Dans les gouvernements modérés, tout, pour un bon législateur, peut servir à former des peines. N'est-il pas bien extraordinaire qu'à Sparte une des principales fût de ne pouvoir prêter sa femme à un autre, ni recevoir celle d'un autre; de n'être jamais dans sa maison qu'avec des vierges? En un mot, tout ce que la loi appelle une peine est effectivement une peine.
CHAPITRE X
Des anciennes lois françaises.
C'est bien dans les anciennes lois françaises que l'on trouve l'esprit de la monarchie. Dans les cas où il s'agit de peines pécuniaires, les non-nobles sont moins punis que les nobles[118]. C'est tout le contraire dans les crimes[119]; le noble perd l'honneur et réponse en cour, pendant que le vilain, qui n'a point d'honneur, est puni en son corps.
CHAPITRE XI
Que lorsqu'un peuple est vertueux, il faut peu de peines.
Le peuple romain avait de la probité. Cette probité eut tant de force, que souvent le législateur n'eut besoin que de lui montrer le bien pour le lui faire suivre. Il semblait qu'au lieu d'ordonnances il suffisait de lui donner des conseils.

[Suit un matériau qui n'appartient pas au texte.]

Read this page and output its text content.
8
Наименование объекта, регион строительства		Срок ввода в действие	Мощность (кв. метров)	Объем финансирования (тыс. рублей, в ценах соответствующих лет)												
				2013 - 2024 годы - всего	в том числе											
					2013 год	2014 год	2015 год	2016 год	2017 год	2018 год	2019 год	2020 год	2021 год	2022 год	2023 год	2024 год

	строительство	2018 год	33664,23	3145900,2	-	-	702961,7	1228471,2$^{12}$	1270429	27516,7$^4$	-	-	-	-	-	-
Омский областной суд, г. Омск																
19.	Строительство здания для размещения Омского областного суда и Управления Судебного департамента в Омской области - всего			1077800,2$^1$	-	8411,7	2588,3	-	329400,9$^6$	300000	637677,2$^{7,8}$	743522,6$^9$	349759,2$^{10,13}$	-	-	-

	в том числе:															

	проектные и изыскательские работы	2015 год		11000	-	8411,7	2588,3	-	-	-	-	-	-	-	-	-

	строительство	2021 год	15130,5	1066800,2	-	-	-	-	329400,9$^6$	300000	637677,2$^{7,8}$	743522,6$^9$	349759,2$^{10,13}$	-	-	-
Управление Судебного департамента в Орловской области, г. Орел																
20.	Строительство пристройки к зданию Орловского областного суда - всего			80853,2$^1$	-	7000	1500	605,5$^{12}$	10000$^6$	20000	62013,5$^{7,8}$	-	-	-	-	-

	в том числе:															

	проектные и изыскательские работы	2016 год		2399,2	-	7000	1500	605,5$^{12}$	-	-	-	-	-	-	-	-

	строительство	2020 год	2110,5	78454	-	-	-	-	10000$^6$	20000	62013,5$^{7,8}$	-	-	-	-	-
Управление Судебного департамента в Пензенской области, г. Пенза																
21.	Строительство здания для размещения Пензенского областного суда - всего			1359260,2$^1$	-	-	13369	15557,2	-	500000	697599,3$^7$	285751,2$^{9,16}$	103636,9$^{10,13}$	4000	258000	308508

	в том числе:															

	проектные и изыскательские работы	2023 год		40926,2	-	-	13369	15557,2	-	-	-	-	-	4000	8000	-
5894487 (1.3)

Les peines des lois royales et celles des lois des Douze Tables furent presque toutes ôtées dans la république, soit par une suite de la loi Valérienne[120], soit par une conséquence de la loi Porcie[121]. On ne remarqua pas que la république en fût mal réglée, et il n'en résulta aucune lésion de police.
Cette loi Valérienne, qui défendait aux magistrats toute voie de fait contre un citoyen qui avait appelé au peuple, n'infligeait à celui qui y contreviendrait que la peine d'être réputé méchant[122].